Like eight other free-agent-to-bes on the Mavs’ roster, Brand will now enter an uncertain offseason as he hits the market. Still, after seeing the Mavericks’ stretch of consecutive playoff appearances come to an end at 12 straight, the veteran says there’s still work to be done in Dallas and he hopes to be a part of it.
Seeing his team fall 10 games below .500 on Jan. 9 after also beginning the year without Nowitzki for the first 27 games, Brand would assist the Mavs’ veteran leaders in staging a late-season rally to get back into the playoff conversation before finishing up by breaking even at 41-41. Now, Brand hopes to continue calling Dallas his home as the Mavericks’ front office tries to build a team capable of competing in the Western Conference.
“You know, free agent-wise, of course I’d like to be back,” Brand said. “Like I said, .500 for this organization, that’s definitely a failure. I don’t want to be a part of that. It left a bad taste, so I definitely want to be here on a winning team and try to rectify what happened this season if possible.
“The injuries and a lot of new faces,” he continued when breaking down what went wrong. “It’s not excuses, it’s just a reality, but that’s the most disappointing. I’ve been in the playoffs myself the last few years and I just know how much fun and excitement it is for the fans and the city, so to break this streak and not be a part of the playoffs, that’s the most disappointing part.”
Still believing the Mavs are just one or two pieces away from getting back into the playoffs, Brand says it became clear to him once Nowitzki returned to form that the team already had plenty of offensive support while finishing eighth in the league in scoring with 101.1 points an outing. Instead, it’s the defense that gives Brand the most concern after ranking 27th while allowing 101.7 points a night at the other end of the floor.
However, with a return to Dallas possibly still in his cards, Brand could be instrumental in improving a defense that clearly lacked an interior presence.
“You know, second half of the season on a 50-win pace, but we still know what challenges we have. We still have to get better. I’m sure we won’t bring the same exact team back, if I’m back at all, so the organization they’re working tirelessly to make sure the team is better,” Brand explained.

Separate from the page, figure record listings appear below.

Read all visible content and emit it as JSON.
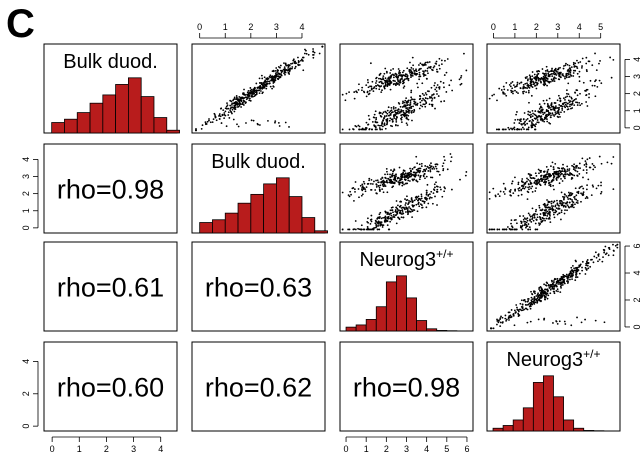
{
  "panel_letter": "C",
  "chart_data": {
    "type": "scatter-matrix",
    "variables": [
      {
        "name": "Bulk duod.",
        "sup": ""
      },
      {
        "name": "Bulk duod.",
        "sup": ""
      },
      {
        "name": "Neurog3",
        "sup": "+/+"
      },
      {
        "name": "Neurog3",
        "sup": "+/+"
      }
    ],
    "axes": {
      "top_col1": {
        "range": [
          -0.3,
          4.9
        ],
        "ticks": [
          0,
          1,
          2,
          3,
          4
        ]
      },
      "top_col3": {
        "range": [
          -0.3,
          5.9
        ],
        "ticks": [
          0,
          1,
          2,
          3,
          4,
          5
        ]
      },
      "right_row0": {
        "range": [
          -0.3,
          4.9
        ],
        "ticks": [
          0,
          1,
          2,
          3,
          4
        ]
      },
      "right_row2": {
        "range": [
          -0.3,
          6.3
        ],
        "ticks": [
          0,
          2,
          4,
          6
        ]
      },
      "left_row1": {
        "range": [
          -0.3,
          4.9
        ],
        "ticks": [
          0,
          1,
          2,
          3,
          4
        ]
      },
      "left_row3": {
        "range": [
          -0.3,
          5.2
        ],
        "ticks": [
          0,
          2,
          4
        ]
      },
      "bottom_col0": {
        "range": [
          -0.3,
          4.6
        ],
        "ticks": [
          0,
          1,
          2,
          3,
          4
        ]
      },
      "bottom_col2": {
        "range": [
          -0.3,
          6.3
        ],
        "ticks": [
          0,
          1,
          2,
          3,
          4,
          5,
          6
        ]
      }
    },
    "correlations": [
      {
        "row": 1,
        "col": 0,
        "label": "rho=0.98"
      },
      {
        "row": 2,
        "col": 0,
        "label": "rho=0.61"
      },
      {
        "row": 2,
        "col": 1,
        "label": "rho=0.63"
      },
      {
        "row": 3,
        "col": 0,
        "label": "rho=0.60"
      },
      {
        "row": 3,
        "col": 1,
        "label": "rho=0.62"
      },
      {
        "row": 3,
        "col": 2,
        "label": "rho=0.98"
      }
    ],
    "histograms": [
      {
        "index": 0,
        "range": [
          -0.3,
          4.9
        ],
        "edges": [
          0,
          0.5,
          1,
          1.5,
          2,
          2.5,
          3,
          3.5,
          4,
          4.5
        ],
        "counts": [
          0.19,
          0.25,
          0.37,
          0.54,
          0.69,
          0.88,
          1.0,
          0.66,
          0.28,
          0.05
        ]
      },
      {
        "index": 1,
        "range": [
          -0.3,
          4.9
        ],
        "edges": [
          0,
          0.5,
          1,
          1.5,
          2,
          2.5,
          3,
          3.5,
          4,
          4.5
        ],
        "counts": [
          0.19,
          0.24,
          0.36,
          0.54,
          0.7,
          0.89,
          1.0,
          0.66,
          0.28,
          0.04
        ]
      },
      {
        "index": 2,
        "range": [
          -0.3,
          6.3
        ],
        "edges": [
          0,
          0.5,
          1,
          1.5,
          2,
          2.5,
          3,
          3.5,
          4,
          4.5,
          5,
          5.5
        ],
        "counts": [
          0.07,
          0.11,
          0.21,
          0.44,
          0.89,
          1.0,
          0.6,
          0.19,
          0.04,
          0.01,
          0.005
        ]
      },
      {
        "index": 3,
        "range": [
          -0.3,
          6.3
        ],
        "edges": [
          0,
          0.5,
          1,
          1.5,
          2,
          2.5,
          3,
          3.5,
          4,
          4.5,
          5,
          5.5
        ],
        "counts": [
          0.05,
          0.1,
          0.2,
          0.42,
          0.88,
          1.0,
          0.62,
          0.2,
          0.05,
          0.01,
          0.005
        ]
      }
    ],
    "scatter": [
      {
        "row": 0,
        "col": 1,
        "pattern": "tight-diagonal",
        "n": 450
      },
      {
        "row": 0,
        "col": 2,
        "pattern": "two-bands",
        "n": 600
      },
      {
        "row": 0,
        "col": 3,
        "pattern": "two-bands",
        "n": 600
      },
      {
        "row": 1,
        "col": 2,
        "pattern": "two-bands",
        "n": 600
      },
      {
        "row": 1,
        "col": 3,
        "pattern": "two-bands",
        "n": 600
      },
      {
        "row": 2,
        "col": 3,
        "pattern": "tight-diagonal",
        "n": 450
      }
    ],
    "colors": {
      "bar_fill": "#b81c1c",
      "bar_stroke": "#000000",
      "point": "#000000"
    }
  }
}
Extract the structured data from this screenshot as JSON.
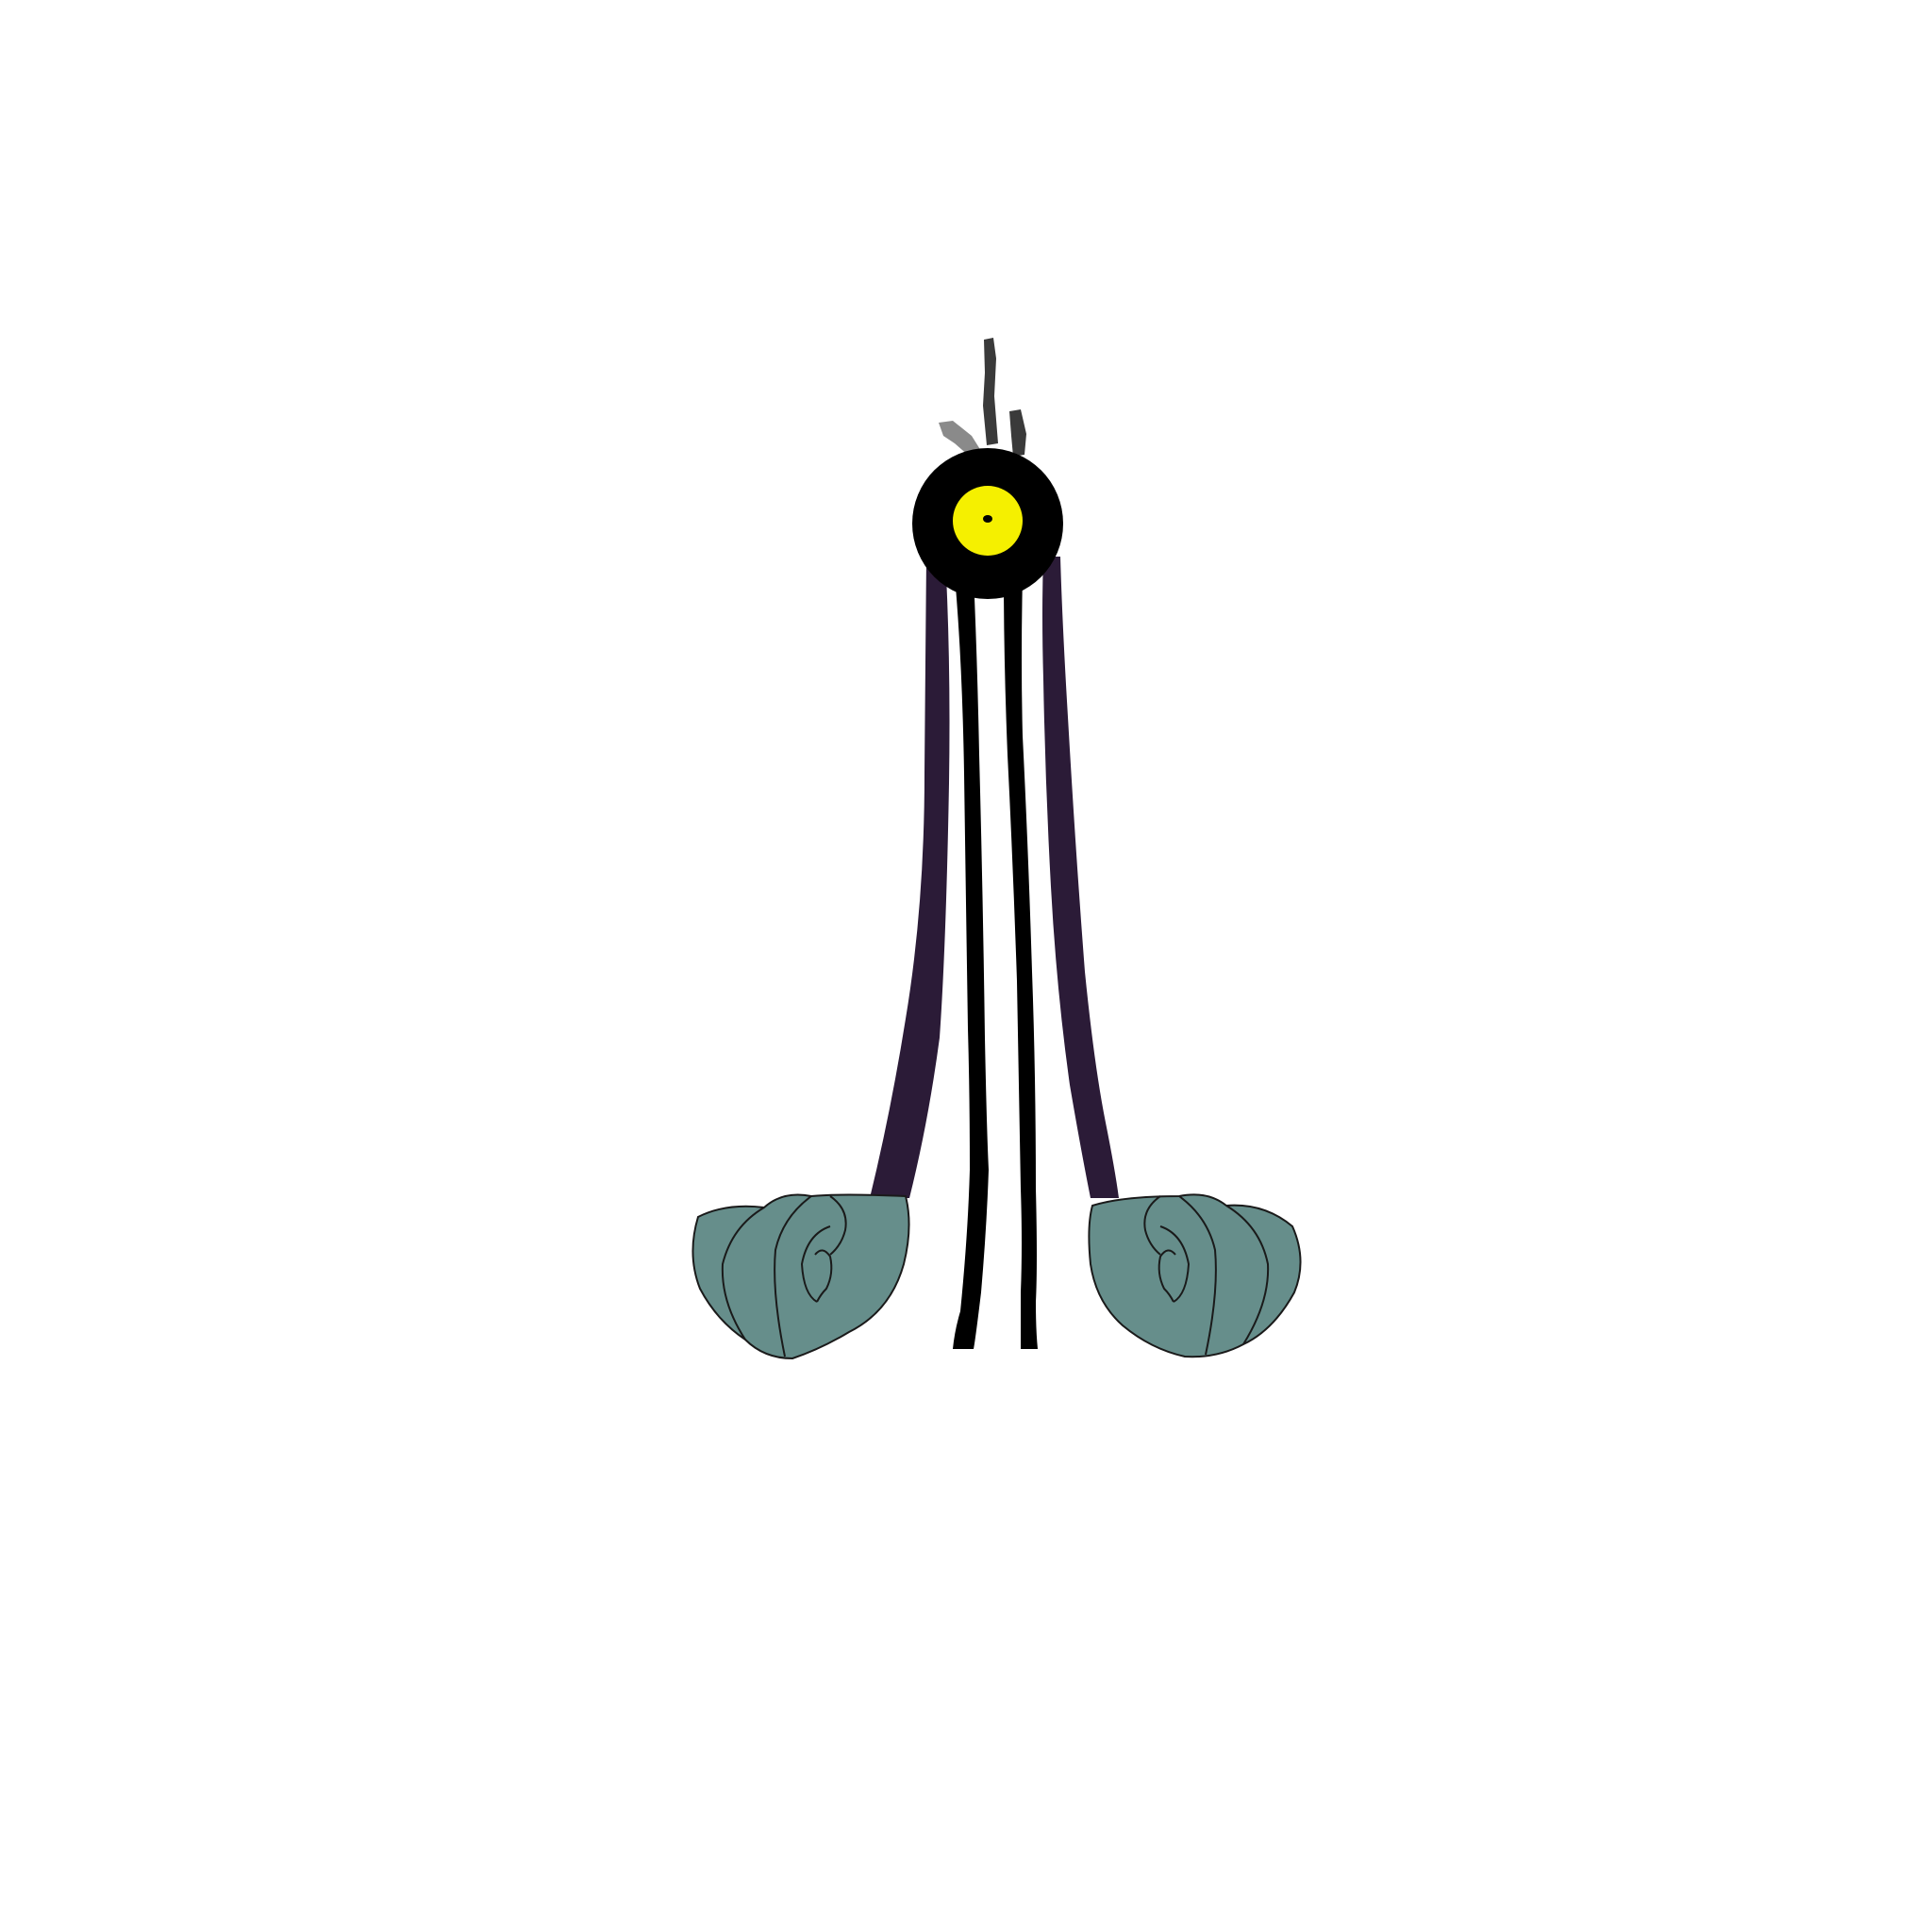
{
  "illustration": {
    "subject": "one-eyed-creature",
    "colors": {
      "background": "#ffffff",
      "head": "#000000",
      "eye_iris": "#f5f000",
      "pupil": "#000000",
      "arms": "#2b1b37",
      "legs": "#000000",
      "fists": "#668e8b",
      "outline": "#1a1a1a",
      "tufts_dark": "#3a3a3a",
      "tufts_light": "#8a8a8a"
    }
  }
}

He added: “I don’t want to point out position or stuff like that, but you know, we just need to get more defensive-minded and get some tough guys out there just to get some stops. Offensively, you know, we’re fine. You saw what kind of level Dirk can play at. When he’s healthy, he’s still at a high level even at 35 years old. Vince Carter, he’s signed and he played great. And Shawn Marion, the last two weeks averaged almost 20 (points) and 10 (rebounds), so we have enough talent to put the ball in the basket and just have to find a way to get stops.”